Ost-Berlin. Mit vereinten Kräften haben die Schulbuchverlage aus Ost und West dafür gesorgt, daß alle Ostberliner SchülerInnen pünktlich neue Lehrbücher bekommen können. Etwa 166.540 SchülerInnen werden ab 1. September an 410 Schulen ins neue Schuljahr starten. Wie Bildungsstadtrat Dieter Pavlik (SPD) gestern vor der Presse im Roten Rathaus sagte, trügen die neuen Bücher den veränderten gesellschaftlichen Bedingungen Rechnung.

Die „Volk und Wissen GmbH“ konnte nicht alle 61 Buchtitel rechtzeitig bereitstellen. Der Bundestag stellte 30 Millionen DM zur Verfügung, um Bücher unter anderem aus den Bereichen Deutsch, Geschichte und Gemeinschaftskunde kaufen zu können. Welche Lehrmittel künftig benutzt werden, entscheiden die Ostberliner Schulen in eigener Verantwortung.

Durch die Entideologisierung der Lehrpläne und die Einführung neuer Leitungsstrukturen, so Pavlik, seien wichtige Voraussetzungen zur Demokratisierung im Bildungsbereich geschaffen worden. Die Pädagogen hätten jetzt mehr Freiräume und könnten erstmals schöpferisch tätig sein. Tabuthemen solle es nicht mehr geben. Pavlik sagte, seine Verwaltung arbeite an einem Schulverfassungsgesetz. Zwar werde das Dokument nur wenige Monate neben der Westberliner Schulverfassung gültig sein.

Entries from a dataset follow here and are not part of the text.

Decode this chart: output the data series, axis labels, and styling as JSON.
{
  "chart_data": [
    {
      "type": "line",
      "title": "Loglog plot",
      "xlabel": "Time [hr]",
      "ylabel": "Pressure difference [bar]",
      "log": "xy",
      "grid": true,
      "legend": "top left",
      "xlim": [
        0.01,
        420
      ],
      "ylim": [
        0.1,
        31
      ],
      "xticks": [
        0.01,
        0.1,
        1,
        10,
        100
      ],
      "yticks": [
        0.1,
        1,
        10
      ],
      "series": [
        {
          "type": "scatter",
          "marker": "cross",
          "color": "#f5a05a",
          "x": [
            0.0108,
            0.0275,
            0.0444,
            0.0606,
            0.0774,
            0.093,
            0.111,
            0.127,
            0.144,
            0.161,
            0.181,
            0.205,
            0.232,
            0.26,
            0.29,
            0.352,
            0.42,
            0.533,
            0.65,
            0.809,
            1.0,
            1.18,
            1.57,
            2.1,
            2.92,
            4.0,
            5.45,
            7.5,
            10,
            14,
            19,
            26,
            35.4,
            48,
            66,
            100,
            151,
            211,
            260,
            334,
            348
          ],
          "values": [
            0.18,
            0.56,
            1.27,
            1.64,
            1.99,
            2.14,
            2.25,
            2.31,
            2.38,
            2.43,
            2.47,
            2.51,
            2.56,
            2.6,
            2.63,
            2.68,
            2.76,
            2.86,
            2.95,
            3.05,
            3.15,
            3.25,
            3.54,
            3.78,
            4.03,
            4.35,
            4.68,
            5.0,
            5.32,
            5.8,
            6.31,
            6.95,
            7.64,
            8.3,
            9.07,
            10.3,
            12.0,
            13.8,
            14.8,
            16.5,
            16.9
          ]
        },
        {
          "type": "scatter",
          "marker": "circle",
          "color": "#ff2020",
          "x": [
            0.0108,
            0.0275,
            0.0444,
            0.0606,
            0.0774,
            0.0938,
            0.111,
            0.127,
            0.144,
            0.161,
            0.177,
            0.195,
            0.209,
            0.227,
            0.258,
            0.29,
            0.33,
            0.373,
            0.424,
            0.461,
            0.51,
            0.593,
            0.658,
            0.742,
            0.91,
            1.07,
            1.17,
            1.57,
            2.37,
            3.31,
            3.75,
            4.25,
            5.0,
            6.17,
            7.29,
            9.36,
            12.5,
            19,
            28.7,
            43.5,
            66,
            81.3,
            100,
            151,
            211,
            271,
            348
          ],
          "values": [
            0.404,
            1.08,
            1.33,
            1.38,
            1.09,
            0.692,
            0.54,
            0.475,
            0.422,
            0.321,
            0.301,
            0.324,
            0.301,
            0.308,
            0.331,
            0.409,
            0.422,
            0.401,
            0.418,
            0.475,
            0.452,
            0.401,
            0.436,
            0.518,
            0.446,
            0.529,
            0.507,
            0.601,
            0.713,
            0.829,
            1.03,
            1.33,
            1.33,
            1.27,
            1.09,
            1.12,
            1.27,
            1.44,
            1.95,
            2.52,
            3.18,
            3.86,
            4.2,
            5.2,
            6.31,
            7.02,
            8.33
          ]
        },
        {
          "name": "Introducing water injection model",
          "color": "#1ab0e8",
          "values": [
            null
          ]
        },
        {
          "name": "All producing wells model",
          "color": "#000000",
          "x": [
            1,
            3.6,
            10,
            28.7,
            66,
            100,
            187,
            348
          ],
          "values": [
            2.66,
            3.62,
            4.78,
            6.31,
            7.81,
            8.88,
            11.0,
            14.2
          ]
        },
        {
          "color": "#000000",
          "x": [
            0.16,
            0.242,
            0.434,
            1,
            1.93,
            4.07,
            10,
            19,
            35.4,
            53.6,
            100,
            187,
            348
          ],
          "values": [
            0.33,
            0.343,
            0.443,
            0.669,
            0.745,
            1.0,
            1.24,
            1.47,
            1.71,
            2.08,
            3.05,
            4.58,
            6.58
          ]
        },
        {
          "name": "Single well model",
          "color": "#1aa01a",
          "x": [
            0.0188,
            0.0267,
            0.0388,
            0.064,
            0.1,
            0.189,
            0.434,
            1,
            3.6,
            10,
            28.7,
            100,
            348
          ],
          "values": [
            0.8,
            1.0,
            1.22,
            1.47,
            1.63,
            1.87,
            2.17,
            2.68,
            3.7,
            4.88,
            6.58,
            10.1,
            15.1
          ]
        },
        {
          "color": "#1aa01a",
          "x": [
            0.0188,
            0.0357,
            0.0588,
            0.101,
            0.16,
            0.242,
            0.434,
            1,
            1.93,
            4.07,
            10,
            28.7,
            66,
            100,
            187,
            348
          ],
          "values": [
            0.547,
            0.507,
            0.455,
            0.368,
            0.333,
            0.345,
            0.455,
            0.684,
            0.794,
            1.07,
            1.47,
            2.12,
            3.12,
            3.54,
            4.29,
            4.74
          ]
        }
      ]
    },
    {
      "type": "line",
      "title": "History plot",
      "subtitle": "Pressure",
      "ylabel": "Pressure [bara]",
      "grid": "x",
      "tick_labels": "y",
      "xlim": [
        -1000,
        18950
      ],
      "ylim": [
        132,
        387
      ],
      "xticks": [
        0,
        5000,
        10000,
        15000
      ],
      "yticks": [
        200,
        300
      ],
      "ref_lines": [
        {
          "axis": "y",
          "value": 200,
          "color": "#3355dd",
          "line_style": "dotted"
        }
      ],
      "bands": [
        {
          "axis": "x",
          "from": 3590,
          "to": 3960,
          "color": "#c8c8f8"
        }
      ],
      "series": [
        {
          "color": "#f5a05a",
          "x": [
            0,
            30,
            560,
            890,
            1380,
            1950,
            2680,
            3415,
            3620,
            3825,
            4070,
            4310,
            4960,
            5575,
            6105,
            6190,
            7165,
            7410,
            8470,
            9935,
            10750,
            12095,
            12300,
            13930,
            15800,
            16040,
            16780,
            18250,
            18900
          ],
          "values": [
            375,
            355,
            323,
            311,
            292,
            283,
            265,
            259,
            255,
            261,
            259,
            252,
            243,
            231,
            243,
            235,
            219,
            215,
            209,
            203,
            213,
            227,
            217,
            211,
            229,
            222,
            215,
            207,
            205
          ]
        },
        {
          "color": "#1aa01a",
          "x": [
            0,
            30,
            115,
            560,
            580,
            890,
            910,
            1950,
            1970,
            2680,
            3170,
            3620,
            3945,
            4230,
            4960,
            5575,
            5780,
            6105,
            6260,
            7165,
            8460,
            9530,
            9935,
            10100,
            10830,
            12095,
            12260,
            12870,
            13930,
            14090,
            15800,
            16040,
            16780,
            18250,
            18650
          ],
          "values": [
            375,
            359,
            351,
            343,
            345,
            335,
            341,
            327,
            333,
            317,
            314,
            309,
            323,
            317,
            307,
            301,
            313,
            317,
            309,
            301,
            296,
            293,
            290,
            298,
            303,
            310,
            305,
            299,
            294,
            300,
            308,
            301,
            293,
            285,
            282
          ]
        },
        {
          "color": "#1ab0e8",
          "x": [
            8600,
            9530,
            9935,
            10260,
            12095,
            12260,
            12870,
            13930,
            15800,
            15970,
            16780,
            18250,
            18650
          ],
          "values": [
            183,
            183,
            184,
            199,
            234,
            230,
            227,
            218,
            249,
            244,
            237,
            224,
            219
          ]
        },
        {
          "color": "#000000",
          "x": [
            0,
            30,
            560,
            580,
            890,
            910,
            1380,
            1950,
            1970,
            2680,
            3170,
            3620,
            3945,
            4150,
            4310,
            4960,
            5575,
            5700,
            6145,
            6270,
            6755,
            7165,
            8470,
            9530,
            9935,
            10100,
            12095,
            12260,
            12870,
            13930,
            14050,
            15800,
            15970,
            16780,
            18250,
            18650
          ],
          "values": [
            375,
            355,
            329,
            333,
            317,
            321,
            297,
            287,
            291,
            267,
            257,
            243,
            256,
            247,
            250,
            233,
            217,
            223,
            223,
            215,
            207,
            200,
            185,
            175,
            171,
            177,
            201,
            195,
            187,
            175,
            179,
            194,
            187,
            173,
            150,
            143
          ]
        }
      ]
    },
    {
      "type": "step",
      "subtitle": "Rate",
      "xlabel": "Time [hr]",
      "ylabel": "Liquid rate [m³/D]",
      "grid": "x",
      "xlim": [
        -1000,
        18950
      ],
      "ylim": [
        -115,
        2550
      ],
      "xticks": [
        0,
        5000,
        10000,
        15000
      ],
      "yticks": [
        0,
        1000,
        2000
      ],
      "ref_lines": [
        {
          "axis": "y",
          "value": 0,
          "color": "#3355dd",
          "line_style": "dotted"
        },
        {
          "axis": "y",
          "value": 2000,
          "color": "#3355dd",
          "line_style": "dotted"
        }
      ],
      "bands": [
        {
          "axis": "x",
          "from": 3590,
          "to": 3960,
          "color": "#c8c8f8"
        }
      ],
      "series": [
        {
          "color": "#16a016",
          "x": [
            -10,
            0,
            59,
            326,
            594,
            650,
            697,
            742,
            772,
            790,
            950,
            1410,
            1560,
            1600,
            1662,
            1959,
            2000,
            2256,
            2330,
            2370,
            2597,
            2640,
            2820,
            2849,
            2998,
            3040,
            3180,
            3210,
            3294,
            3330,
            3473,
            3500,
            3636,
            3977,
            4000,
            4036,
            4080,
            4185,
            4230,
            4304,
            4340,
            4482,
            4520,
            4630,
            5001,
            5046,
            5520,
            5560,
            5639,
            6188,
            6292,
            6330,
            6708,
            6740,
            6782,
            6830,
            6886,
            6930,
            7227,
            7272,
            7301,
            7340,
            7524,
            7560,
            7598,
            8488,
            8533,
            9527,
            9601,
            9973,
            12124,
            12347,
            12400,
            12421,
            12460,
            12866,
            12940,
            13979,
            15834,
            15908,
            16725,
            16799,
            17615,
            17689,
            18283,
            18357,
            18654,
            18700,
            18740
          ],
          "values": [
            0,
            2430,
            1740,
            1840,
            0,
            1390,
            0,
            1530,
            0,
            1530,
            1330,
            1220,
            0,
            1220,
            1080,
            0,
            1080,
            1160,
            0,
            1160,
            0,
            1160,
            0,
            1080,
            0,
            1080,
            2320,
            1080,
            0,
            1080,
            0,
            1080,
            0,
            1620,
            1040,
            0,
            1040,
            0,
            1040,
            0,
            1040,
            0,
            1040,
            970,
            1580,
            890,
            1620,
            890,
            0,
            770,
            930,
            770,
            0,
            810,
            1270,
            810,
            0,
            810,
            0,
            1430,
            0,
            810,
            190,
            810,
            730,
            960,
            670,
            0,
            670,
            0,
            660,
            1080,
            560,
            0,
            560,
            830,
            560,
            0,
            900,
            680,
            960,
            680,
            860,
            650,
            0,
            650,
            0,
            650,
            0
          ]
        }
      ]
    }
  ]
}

Es sei aber nötig, um weitere Reformen an Ostberliner Schulen durchführen zu können. Deshalb solle der Entwurf zur Diskussion vorgelegt und im September von der Ostberliner Stadtverordnetenversammlung beschlossen werden. Nach den Gesamtberliner Wahlen werde ein neues Gesetz erarbeitet. Man hoffe, daß darin auch Ostberliner Vorstellungen, z.B. zum Verhältnis zwischen Eltern und Lehrern, berücksichtigt würden.

Von Januar bis März wurden in Ost-Berlin etwa 2.000 zusätzliche Stellen mit MitarbeiterInnen aus Verwaltungsbereichen, dem ehemaligen Ministerium für Staatssicherheit und gesellschaftlichen Organisationen besetzt. Daher gebe es derzeit einen „Lehrerüberhang“, sagte Pavlik. Einige der PädagogInnen waren seit Jahrzehnten nicht im Schuldienst tätig. Es müsse differenziert geprüft werden, wer am 1. September seine Arbeit aufnehmen könne. Allein in Marzahn seien 41 der 150 in der Modrow-Regierung eingestellten PädagogInnen MfS-MitarbeiterInnen gewesen. Das schließe die Erziehungsarbeit an einer neuen Generation aus.